Selective Visual Context Routing for Long-Video Understanding Benchmarks

Yuxuan Yuan

Published: 02 Feb 2026, Last Modified: 05 May 2026OpenReview Archive Direct UploadEveryoneCC BY 4.0

Abstract: Long-video understanding models are often constrained by how many frames can be processed at inference time. A common solution is to impose a fixed frame budget for every question, but this uniform frame budget is poorly aligned with the heterogeneous nature of long-video queries, despite stark variation in the evidence each query actually demands. Some questions depend on a brief event, others require evidence distributed across a long temporal span, and many fall somewhere in between. We analyze this heterogeneity using Video-MME-v2 and observe that different subsets favor different frame budgets and frame-sampling policies. These results suggest that the budget itself should be treated as a question-dependent decision rather than a constant.
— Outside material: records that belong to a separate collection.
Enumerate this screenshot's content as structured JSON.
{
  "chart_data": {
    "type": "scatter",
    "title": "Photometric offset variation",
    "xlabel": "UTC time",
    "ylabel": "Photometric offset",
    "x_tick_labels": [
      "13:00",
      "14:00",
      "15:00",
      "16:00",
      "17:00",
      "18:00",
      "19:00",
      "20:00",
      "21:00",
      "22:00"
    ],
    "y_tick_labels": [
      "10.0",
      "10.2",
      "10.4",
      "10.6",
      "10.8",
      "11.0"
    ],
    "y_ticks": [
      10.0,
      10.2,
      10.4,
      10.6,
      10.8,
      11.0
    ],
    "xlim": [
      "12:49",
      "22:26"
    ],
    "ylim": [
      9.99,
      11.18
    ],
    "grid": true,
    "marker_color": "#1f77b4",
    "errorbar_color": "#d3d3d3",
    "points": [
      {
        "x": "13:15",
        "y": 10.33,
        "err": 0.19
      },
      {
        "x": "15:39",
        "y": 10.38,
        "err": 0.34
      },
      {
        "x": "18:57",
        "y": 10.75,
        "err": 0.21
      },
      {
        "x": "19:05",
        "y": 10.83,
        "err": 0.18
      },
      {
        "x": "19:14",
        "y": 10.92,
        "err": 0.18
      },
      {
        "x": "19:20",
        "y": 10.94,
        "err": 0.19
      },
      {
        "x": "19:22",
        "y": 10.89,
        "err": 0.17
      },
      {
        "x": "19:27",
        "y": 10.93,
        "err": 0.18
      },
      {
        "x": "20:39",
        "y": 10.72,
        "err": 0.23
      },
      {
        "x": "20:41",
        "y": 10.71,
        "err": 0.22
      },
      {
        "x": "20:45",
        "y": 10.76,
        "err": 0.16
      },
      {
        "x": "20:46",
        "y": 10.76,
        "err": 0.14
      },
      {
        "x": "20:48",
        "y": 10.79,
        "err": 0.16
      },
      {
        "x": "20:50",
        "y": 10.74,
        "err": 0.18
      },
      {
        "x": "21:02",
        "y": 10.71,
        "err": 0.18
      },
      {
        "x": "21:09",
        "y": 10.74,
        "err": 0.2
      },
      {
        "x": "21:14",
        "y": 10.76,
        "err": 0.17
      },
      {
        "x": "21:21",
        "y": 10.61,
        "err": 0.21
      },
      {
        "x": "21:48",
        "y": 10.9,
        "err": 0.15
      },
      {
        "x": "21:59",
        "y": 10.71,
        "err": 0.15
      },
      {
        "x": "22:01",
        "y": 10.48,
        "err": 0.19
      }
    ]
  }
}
We present a training-free test-time visual context routing method that assigns each question to a suitable frame budget while maintaining a prescribed average budget over the evaluation set. The FrameRouter uses lightweight evidence-demand signals and a budget-constrained allocation rule to choose among frozen temporal sampling configurations. Without modifying model weights or introducing new frame selectors, the method improves long-video QA performance across Video-MME-v2 and several long-video understanding benchmarks. The findings highlight the importance of matching visual context length to query difficulty and evidence distribution.